Now Lafayette Square has become the rallying point for demonstrators, protestors, placards, signs, banners, loudspeakers and tents.

And it can no longer provide an adequate forum for the First Amendment needs of the demonstrators. In the last few years the numbers have multipled so that crowds spill over onto Pennsylvania Avenue and are a great worry to those concerned with the safety of the president.

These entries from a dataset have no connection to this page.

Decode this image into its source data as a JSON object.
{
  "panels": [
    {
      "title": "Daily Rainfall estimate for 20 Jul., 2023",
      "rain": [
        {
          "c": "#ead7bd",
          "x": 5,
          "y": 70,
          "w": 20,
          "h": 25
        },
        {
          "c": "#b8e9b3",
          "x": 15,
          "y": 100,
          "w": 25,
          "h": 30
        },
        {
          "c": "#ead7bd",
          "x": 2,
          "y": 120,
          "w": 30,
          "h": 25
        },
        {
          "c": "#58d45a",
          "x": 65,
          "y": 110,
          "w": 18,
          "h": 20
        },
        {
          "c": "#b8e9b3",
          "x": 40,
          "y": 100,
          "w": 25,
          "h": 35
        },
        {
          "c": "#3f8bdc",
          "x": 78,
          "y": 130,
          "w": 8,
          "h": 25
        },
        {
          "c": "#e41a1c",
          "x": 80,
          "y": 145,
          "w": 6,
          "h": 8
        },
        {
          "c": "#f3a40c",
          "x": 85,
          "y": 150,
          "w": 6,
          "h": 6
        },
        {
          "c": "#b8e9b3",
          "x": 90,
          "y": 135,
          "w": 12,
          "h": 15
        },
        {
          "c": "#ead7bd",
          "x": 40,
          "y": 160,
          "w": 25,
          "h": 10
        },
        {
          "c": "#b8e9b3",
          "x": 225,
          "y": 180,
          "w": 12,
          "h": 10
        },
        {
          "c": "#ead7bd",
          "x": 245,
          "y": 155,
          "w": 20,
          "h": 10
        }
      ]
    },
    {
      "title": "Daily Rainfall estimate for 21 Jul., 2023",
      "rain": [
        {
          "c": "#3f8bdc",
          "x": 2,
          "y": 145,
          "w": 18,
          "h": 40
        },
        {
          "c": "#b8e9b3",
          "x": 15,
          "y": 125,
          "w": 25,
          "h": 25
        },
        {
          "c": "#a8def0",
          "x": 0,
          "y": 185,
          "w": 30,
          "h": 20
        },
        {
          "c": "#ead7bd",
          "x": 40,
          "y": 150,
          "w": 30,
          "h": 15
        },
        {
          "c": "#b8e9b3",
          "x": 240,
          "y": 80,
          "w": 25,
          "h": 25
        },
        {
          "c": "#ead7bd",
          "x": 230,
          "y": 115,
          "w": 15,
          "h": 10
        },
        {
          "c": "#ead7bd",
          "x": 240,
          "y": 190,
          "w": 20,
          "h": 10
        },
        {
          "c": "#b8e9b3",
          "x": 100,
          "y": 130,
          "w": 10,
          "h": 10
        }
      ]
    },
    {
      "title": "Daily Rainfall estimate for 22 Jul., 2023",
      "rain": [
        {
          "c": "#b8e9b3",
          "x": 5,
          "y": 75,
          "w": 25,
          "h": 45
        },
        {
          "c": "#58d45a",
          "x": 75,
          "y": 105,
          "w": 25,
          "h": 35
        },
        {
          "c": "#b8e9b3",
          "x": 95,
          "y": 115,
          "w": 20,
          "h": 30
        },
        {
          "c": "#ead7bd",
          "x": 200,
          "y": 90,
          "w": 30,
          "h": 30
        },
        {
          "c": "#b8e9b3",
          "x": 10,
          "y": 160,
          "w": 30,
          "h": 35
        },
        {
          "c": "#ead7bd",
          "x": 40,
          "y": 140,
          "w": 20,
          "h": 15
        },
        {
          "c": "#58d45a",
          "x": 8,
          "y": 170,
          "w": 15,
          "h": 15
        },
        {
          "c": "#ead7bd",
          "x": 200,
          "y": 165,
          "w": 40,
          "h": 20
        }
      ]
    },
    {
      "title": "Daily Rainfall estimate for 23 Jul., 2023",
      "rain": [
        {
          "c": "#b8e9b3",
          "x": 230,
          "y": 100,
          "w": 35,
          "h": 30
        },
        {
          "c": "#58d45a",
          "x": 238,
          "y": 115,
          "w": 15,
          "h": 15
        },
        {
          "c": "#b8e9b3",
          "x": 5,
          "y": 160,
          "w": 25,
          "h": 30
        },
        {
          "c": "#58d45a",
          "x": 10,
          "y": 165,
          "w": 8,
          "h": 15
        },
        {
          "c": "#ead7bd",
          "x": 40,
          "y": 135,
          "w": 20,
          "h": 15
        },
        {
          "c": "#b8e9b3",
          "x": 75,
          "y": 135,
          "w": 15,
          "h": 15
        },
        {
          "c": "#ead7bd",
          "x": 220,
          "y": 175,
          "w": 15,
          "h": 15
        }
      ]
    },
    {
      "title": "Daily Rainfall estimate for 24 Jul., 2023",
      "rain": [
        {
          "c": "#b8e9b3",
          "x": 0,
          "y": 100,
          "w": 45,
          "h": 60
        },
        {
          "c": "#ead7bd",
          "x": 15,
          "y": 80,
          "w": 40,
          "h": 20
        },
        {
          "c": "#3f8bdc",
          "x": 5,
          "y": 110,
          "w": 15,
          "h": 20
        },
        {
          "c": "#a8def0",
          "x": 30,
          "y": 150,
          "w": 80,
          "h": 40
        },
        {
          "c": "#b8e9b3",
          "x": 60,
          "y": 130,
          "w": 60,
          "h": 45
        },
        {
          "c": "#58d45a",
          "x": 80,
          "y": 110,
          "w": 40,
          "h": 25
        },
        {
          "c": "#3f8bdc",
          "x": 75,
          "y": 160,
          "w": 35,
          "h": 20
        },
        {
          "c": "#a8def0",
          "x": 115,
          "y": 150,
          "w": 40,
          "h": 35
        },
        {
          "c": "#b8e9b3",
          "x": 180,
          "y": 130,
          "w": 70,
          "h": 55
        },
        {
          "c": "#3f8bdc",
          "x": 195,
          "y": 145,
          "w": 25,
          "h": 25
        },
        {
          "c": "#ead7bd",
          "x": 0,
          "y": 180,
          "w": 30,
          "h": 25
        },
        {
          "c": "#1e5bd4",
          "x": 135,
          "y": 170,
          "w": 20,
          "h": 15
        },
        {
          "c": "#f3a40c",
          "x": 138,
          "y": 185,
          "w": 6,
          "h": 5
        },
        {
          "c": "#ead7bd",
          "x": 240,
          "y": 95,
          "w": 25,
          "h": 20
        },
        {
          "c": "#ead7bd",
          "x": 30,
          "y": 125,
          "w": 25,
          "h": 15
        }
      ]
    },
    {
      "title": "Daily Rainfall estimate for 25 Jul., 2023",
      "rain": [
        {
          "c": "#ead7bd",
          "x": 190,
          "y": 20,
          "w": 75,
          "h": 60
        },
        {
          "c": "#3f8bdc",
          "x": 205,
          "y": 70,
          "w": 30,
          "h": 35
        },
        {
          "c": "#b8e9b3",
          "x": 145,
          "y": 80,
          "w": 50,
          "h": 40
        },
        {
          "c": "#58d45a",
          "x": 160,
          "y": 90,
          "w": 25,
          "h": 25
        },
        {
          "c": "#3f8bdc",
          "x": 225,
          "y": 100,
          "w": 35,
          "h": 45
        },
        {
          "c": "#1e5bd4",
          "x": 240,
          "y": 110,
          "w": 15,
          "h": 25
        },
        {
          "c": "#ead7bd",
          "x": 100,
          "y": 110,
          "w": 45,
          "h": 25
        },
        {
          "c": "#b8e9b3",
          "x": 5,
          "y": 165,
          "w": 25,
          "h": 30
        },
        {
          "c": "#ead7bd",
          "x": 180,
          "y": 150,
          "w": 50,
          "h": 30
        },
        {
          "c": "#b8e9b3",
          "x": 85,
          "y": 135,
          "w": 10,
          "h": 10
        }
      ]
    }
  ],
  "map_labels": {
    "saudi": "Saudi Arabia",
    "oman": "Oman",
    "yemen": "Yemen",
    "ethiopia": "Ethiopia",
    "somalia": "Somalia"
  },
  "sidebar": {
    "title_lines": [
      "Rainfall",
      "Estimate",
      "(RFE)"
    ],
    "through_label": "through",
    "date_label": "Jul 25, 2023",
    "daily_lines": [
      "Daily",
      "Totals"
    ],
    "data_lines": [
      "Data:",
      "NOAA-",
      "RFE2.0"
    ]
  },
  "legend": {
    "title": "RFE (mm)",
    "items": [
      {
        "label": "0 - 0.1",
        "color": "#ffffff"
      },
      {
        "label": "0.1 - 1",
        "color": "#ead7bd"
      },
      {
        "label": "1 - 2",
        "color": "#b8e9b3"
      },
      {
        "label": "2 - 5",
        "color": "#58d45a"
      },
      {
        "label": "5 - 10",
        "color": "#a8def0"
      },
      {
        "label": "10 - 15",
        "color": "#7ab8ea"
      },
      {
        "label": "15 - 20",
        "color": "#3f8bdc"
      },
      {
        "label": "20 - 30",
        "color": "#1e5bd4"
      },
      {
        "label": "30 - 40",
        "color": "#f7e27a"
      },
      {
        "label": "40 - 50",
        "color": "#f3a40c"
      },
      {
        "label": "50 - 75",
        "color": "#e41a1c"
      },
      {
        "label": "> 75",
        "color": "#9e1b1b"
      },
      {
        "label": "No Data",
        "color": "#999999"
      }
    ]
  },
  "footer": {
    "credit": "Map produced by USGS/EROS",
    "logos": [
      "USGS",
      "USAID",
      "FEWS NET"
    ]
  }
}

The right to free speech, the right to dissent, are guaranteed by our Constitution. And certainly the great men whose statues adorn the park's four corners: Lafayette, Rochambeau, Von Steuben and Kosciuszko, who came from France, Germany and Poland to help in our revolution, believed in challenges to the established order. Then there is the heroic statue of Andrew Jackson on his horse in the center of the square. He listened to the voice of the people. None of them would want to deny today's citizens a place of protest.

But does it have to be Lafayette Square? Behind the White House is the Ellipse, a large open space only filled during the Christmas season's Pageant of Peace. Couldn't the Ellipse be used as Washington's place of protest, Washington's Hyde Park? There would be more room for demonstrators, for speakers and for paraphernalia of dissent.

Think what a joy it would be to have Lafayette Square again a thing of beauty, where people can walk, admiring the White House, the long vista up 16th Street, St. John's Church and the facades of the houses preserved by the intervention of President Kennedy.

The park could then be restored to its traditional use as a "public pleasuring ground" and as the site for great national events. There the inaugural stands go up every four years. There somber crowds have mourned the deaths of presidents. And there jubilant crowds have celebrated victories at the ends of wars.

This year, soon after the Pageant of Peace on the Ellipse is over, the building of the inaugural stands in Lafayette Park will get under way. It seems the right time to establish the city's new Hyde Park on the Ellipse. This could be accomplished by executive action through the National Park Service or by congressional action.

Lafayette Square could then be returned to its beauty and serenity.